The 4 seater Nano, with an engine around 625cc, will have a dealer price of 100,000 rupees ($2,500), about half the cost of the cheapest car on today's market, a 25-year old model from Maruti Suzuki, Tata's great rival.
The Nano will go on sale later this year, the company said. "Let me assure you and our critics the car we have designed will meet all safety norms and all foreign environmental criteria," Chairman Ratan Tata said as he proudly unveiled what had been dubbed the "People's Car" at the Auto Expo in New Delhi.

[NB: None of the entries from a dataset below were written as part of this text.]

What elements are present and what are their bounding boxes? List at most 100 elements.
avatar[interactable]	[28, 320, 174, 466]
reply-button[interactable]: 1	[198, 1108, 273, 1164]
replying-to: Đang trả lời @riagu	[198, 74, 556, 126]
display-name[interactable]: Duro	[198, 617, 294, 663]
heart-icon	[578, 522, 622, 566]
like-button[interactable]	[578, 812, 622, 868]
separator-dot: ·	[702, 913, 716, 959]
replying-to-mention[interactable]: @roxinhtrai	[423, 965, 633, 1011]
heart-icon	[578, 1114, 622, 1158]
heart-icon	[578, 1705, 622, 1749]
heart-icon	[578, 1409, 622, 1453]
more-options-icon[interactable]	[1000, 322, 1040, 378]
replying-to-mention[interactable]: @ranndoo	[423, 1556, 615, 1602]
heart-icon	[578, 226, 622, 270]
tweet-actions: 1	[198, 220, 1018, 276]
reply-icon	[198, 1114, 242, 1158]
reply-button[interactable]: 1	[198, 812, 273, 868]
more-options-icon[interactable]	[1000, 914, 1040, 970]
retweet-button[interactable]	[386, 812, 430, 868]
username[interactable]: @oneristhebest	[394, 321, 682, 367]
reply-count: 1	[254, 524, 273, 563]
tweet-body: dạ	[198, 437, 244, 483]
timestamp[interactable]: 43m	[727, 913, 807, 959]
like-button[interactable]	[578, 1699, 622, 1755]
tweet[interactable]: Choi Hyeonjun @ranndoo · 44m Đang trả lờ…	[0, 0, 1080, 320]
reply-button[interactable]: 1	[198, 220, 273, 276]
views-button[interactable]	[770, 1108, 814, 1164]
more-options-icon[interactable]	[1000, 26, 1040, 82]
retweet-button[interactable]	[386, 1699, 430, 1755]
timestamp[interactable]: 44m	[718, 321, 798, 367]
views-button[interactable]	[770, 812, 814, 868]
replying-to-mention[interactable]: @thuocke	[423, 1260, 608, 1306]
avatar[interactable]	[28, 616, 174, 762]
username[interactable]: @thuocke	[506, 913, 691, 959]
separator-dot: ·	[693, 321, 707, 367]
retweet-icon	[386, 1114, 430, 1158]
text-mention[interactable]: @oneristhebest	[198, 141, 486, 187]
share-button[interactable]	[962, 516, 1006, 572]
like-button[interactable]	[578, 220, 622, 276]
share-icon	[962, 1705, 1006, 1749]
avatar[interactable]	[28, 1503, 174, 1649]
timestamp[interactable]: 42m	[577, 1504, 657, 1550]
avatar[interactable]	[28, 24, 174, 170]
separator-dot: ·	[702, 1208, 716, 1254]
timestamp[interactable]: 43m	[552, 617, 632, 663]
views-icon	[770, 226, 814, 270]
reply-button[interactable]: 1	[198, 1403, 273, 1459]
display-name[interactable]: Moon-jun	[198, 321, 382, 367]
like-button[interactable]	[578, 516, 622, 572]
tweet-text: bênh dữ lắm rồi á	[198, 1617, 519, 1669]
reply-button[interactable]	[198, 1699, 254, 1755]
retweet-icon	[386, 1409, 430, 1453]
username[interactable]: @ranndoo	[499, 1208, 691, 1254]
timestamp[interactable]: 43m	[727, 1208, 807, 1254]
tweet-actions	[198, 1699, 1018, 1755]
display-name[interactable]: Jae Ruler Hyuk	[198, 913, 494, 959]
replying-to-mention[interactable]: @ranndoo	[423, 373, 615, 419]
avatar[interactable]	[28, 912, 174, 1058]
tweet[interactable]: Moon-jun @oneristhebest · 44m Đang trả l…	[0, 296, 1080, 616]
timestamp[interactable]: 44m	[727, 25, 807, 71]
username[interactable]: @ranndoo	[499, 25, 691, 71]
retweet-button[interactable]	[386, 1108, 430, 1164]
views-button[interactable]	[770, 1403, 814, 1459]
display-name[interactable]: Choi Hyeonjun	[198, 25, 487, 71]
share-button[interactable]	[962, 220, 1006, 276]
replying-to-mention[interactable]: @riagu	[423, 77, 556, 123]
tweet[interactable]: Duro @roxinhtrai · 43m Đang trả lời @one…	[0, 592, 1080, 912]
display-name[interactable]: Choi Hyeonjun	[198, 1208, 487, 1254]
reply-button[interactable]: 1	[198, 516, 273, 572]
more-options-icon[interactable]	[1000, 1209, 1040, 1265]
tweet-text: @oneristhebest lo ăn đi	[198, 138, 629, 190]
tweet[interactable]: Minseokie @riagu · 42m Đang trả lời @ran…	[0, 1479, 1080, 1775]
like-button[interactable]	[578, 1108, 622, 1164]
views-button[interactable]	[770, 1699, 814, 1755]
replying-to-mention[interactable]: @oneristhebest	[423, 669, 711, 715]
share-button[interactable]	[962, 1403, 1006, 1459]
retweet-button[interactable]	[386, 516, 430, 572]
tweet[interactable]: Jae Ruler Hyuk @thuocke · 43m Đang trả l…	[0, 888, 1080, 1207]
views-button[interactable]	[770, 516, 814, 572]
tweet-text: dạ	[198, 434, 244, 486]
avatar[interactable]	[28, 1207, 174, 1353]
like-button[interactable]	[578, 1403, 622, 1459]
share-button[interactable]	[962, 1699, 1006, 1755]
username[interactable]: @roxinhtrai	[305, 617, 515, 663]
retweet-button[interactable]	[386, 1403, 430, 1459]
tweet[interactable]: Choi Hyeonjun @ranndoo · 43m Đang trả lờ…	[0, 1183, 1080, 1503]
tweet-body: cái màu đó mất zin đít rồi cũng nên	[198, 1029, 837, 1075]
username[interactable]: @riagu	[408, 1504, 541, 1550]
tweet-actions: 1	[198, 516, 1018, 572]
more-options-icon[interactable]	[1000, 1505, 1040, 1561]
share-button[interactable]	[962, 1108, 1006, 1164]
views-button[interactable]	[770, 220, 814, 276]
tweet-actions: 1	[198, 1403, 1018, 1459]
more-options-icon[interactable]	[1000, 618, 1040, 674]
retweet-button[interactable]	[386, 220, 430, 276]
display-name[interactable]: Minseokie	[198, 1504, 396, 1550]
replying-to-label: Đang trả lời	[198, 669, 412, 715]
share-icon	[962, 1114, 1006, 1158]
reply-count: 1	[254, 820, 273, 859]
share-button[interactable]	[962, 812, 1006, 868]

The compact but curvy Nano stands in sharp contrast to the luxury Jaguar and Land Rover brands that Tata is negotiating to acquire from Ford Motor Co. Hundreds of people crowded into the pavilion to see the long awaited launch, standing on chairs to get the best view as Tata introduced and then drove the car onto the stage in a media circus more worthy of a pop concert or an Oscar ceremony.
Tata planned the car years ago as a safer and more affordable alternative for the millions who often ferry families of four, plus baggage, on motorbikes and scooters. New cars are preferable to buyers in India, where the absence of an organised market for second hand cars makes buying them a tedious and sometimes risky process.
Environmentalists are not so enthusiastic. They worry millions of the cheap cars will flood on to India's roads, many of which are already heavily congested, sending emissions levels sky high in Asia's third biggest economy.